Theyre staying pretty mum about it. And saying it was a problem with their update.
Assuming thats the extent of it, buying crowdstrike rn is tempting. Which makes me think it isnt.
AFA: why people didnt take any particular WSC seriously... well it costs upkeep to stay vigilant. Realistically we cant always be watching for everything, there's a certain amount of uncertainty we accept. We get into our cars and accept that while people follow most of the rules of the road most of the time, it only takes one.
Companies love talking about how efficient they are and secure they are, but the two often contradict each other. Cant have redundancies and be more efficient than the people who accept a tiny risk of a problem and dont have redundancies.
It seems you may be thinking it's a security attack, which no evidence currently suggests is the case.
"efficiency" and "Security" are still exclusive, even when we are talking about this kind of outage.
"Efficiency" with a single, (and thus, defacto-standardized) ERP provider, means less opportunity losses (because of interoperability issues), and fewer issues with your middle-men making bad middleware picks (with increased overhead due to predatory licensing-- SO LONG as you are not being hit by onerous monopoly pricing structures.) It WORKS GREAT, up until your SINGLE POINT OF FAILURE, then in fact, FAILS.
(as happened yesterday.)
"Security" in the context of "fault tolerance", especially as it relates to WHOLE DAMN INDUSTRIES, and MULTIPLE INDUSTRIES AT ONCE (like happened yesterday...) means that you SHOULD have multiple competing providers, so that if one suffers a mishap like this, the whole system does not break down.
Efficient organizations are fragile organizations.
This is true for both reliability, AND for actual security.
I mean... linux historically has a habit of preventing the user from installing software at all, so I'm not sure that's 100% accurate
Not really. Linux does not stop a user from installing software. It prevents people who lack appropriate credentials from doing so, and enforces a separation from daily driving user credentials and "No, THIS IS FOR SYSTEM ADMINISTRATION DUMBASS" administrator credentials.

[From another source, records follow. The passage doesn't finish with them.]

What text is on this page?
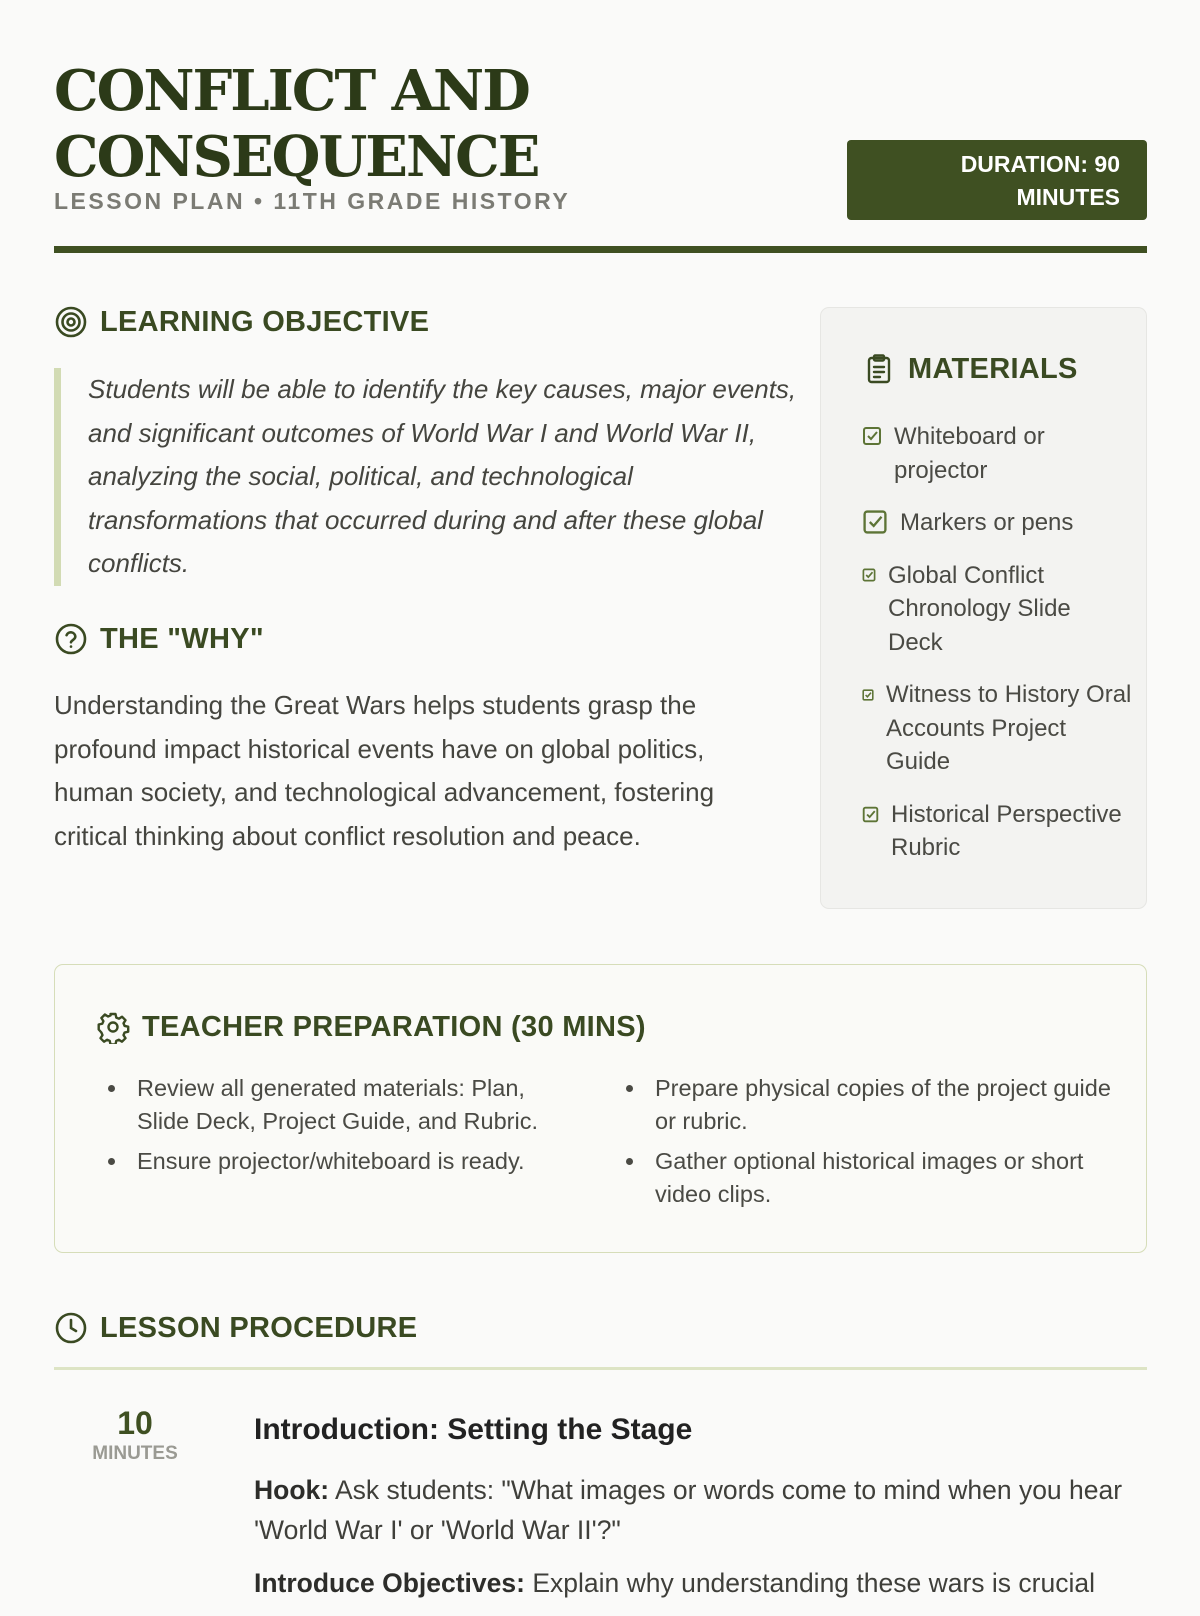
CONFLICT AND CONSEQUENCE
LESSON PLAN • 11TH GRADE HISTORY
DURATION: 90 MINUTES
LEARNING OBJECTIVE
Students will be able to identify the key causes, major events, and significant outcomes of World War I and World War II, analyzing the social, political, and technological transformations that occurred during and after these global conflicts.
THE "WHY"
Understanding the Great Wars helps students grasp the profound impact historical events have on global politics, human society, and technological advancement, fostering critical thinking about conflict resolution and peace.
MATERIALS
Whiteboard or projector
Markers or pens
Global Conflict Chronology Slide Deck
Witness to History Oral Accounts Project Guide
Historical Perspective Rubric
TEACHER PREPARATION (30 MINS)
• Review all generated materials: Plan, Slide Deck, Project Guide, and Rubric.
• Ensure projector/whiteboard is ready.
• Prepare physical copies of the project guide or rubric.
• Gather optional historical images or short video clips.
LESSON PROCEDURE
10
MINUTES
Introduction: Setting the Stage

Hook: Ask students: "What images or words come to mind when you hear 'World War I' or 'World War II'?"

Introduce Objectives: Explain why understanding these wars is crucial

This is what Super User DO is for. (sudo) It allows your limited user to perform an administrative function as a one-off, and challenges for the needed security token, then lets you do the needful.
EG, if you want to install the GNU solitaire app, (on a debian-like), its a simple matter of
sudo apt-get install aisleriot
it does the needful, and boom-- solitaire shows up in your games list. Easy peasy.
Occassionally, you will have to compile some specialist software from source, and use "make install" to get it, but this is exceedingly rare these days.